- Oito cartas originais escritas à mão pelo poeta romântico John Keats, dirigidas a Fanny Brawne, foram devolvidas aos herdeiros de John Hay Whitney, após terem sido roubadas na década de 1980.
- As cartas, datadas entre 1819 e 1820, estavam em um portfólio encadernado a ouro, avaliadas em cerca de US$ 2 milhões, entre um conjunto de 37 documentos.
- O material foi recuperado entre 17 livros raros reaparecidos em Manhattan, após tentativa de venda por um interlocutor não identificado que alegou ter herdado os itens do avô.
- A apreensão ocorreu com apoio de a unidade de contrafação de antiguidades de Manhattan; a decisão de entregar os itens aos herdeiros ocorreu no início deste ano.
- Além de Keats, o conjunto inclui cartas de Oscar Wilde, uma edição de Finnegans Wake de James Joyce e White Stains de Aleister Crowley; os valores totais chegam a quase US$ 3 milhões e os herdeiros pretendem leiloar, destinando o lucro.
Dois terços de um conjunto de cartas originais do poeta romântico John Keats foram devolvidas aos herdeiros de John Hay Whitney, ex-embaixador dos EUA no Reino Unido. As oito cartas escritas à musa Fanny Brawne, entre 1819 e 1820, estavam entre itens furtados na década de 1980 de uma propriedade em Long Island. O conjunto inclui a primeira carta já escrita por Keats para Brawne, e a coleção, avaliada em cerca de US$ 2 milhões, está reunida em um portfólio encadernado em couro dourado.

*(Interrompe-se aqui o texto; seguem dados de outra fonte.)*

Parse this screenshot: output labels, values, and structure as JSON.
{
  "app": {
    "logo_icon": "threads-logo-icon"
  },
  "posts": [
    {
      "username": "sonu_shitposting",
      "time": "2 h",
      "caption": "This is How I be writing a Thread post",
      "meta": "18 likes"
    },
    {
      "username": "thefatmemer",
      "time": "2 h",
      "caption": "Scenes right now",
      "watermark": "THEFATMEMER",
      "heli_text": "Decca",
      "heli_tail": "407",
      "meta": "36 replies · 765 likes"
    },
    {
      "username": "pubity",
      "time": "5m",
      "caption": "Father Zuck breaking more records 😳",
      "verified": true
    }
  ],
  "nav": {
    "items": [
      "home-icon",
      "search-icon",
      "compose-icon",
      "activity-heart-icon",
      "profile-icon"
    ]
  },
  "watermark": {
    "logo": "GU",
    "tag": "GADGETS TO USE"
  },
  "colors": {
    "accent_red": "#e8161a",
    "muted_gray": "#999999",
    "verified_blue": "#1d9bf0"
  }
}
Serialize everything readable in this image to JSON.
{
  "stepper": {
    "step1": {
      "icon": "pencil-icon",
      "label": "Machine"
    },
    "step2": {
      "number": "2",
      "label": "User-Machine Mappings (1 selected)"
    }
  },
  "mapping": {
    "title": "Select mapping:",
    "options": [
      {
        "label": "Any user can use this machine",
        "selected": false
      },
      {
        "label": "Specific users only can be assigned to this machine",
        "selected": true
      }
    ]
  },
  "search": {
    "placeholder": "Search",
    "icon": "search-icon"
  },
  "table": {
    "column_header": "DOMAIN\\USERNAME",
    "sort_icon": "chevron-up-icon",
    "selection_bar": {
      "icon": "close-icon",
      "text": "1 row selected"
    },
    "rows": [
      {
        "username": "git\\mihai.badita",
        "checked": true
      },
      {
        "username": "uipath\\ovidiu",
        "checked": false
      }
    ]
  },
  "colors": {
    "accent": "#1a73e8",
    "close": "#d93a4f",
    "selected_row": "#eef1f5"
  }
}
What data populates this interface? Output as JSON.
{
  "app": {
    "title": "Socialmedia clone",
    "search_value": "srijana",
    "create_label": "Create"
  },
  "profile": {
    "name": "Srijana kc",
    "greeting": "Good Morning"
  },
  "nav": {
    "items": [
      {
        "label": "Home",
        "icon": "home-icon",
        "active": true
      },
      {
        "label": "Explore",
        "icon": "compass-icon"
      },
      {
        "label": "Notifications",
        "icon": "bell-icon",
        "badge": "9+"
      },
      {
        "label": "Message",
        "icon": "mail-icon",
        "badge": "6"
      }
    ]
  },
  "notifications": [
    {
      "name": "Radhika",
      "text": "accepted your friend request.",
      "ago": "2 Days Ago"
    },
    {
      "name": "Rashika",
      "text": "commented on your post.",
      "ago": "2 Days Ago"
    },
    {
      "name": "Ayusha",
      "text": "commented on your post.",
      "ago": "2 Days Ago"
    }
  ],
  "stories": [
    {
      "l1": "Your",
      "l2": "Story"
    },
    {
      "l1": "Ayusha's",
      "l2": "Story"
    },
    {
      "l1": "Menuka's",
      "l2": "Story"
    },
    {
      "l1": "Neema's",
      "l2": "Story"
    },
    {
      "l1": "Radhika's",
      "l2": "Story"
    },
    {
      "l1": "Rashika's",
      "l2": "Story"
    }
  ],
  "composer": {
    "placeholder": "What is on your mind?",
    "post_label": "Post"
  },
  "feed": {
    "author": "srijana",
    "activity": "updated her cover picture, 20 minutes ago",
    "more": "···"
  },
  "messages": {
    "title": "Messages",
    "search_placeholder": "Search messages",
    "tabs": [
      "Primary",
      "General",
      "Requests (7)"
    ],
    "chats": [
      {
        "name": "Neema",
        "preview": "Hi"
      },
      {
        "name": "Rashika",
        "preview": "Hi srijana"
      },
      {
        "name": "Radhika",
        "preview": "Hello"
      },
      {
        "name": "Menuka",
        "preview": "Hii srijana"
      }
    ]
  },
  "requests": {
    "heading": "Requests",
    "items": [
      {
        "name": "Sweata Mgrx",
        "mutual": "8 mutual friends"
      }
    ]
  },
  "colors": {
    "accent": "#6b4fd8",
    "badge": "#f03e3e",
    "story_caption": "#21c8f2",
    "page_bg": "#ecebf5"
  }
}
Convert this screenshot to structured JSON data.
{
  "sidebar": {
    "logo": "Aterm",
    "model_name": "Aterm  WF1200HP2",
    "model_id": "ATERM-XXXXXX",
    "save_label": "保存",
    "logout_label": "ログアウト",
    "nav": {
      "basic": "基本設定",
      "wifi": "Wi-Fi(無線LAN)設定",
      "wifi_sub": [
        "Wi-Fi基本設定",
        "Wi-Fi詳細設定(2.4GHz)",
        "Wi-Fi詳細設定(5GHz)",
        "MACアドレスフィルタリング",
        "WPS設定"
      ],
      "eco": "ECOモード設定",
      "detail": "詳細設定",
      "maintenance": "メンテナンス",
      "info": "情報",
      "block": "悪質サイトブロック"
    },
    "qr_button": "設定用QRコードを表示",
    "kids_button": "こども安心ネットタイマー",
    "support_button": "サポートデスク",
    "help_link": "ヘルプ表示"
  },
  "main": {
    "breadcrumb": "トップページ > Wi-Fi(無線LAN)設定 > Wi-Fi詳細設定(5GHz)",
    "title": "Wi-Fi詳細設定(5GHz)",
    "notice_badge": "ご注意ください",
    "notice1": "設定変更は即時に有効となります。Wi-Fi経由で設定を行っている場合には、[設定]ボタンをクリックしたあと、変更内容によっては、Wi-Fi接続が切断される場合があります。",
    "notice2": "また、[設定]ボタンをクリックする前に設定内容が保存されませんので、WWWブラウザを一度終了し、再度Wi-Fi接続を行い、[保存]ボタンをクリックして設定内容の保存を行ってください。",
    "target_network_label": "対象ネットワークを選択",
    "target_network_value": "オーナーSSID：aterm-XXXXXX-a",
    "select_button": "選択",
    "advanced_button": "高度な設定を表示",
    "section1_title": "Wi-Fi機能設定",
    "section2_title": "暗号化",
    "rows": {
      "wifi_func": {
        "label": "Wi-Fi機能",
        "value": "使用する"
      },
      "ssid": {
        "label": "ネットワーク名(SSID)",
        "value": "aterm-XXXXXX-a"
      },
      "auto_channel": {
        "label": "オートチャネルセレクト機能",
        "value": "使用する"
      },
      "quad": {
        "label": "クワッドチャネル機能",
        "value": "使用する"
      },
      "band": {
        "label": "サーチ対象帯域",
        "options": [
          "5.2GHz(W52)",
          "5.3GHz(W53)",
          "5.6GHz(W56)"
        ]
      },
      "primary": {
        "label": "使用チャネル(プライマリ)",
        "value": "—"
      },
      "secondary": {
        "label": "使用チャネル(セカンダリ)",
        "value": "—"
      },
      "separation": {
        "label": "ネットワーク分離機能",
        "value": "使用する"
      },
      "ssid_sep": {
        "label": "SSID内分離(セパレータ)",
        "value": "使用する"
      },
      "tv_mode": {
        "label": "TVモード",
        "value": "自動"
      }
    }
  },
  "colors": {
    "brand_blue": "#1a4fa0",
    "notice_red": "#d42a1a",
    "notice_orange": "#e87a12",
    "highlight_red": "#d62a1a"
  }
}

As cartas de Keats, destacadas pela crise de roubo, surgiram após uma série de eventos investigativos que levaram à recuperação de mais de 6.200 itens culturais. O que se sabe é que o portfólio foi localizado entre 17 raridades que reapareceram em Manhattan em janeiro de 2025 após uma tentativa de venda a dois comerciantes de livros raros. Os itens foram apreendidos com apoio de mandados de busca.
A recuperação e o marco legal
O caso envolveu a unidade de tráfico de antiguidades de Manhattan, chefiada por Matthew Bogdanos, ex-oficial do Corpo de Fuzileiros Navais. O promotor Alvin Bragg descreveu a importância de impedir o comércio ilegal de obras de arte e antiguidades. No início deste ano, um juiz da Suprema Corte de Nova York autorizou a entrega dos livros aos herdeiros de Whitney e de Betsey Whitney.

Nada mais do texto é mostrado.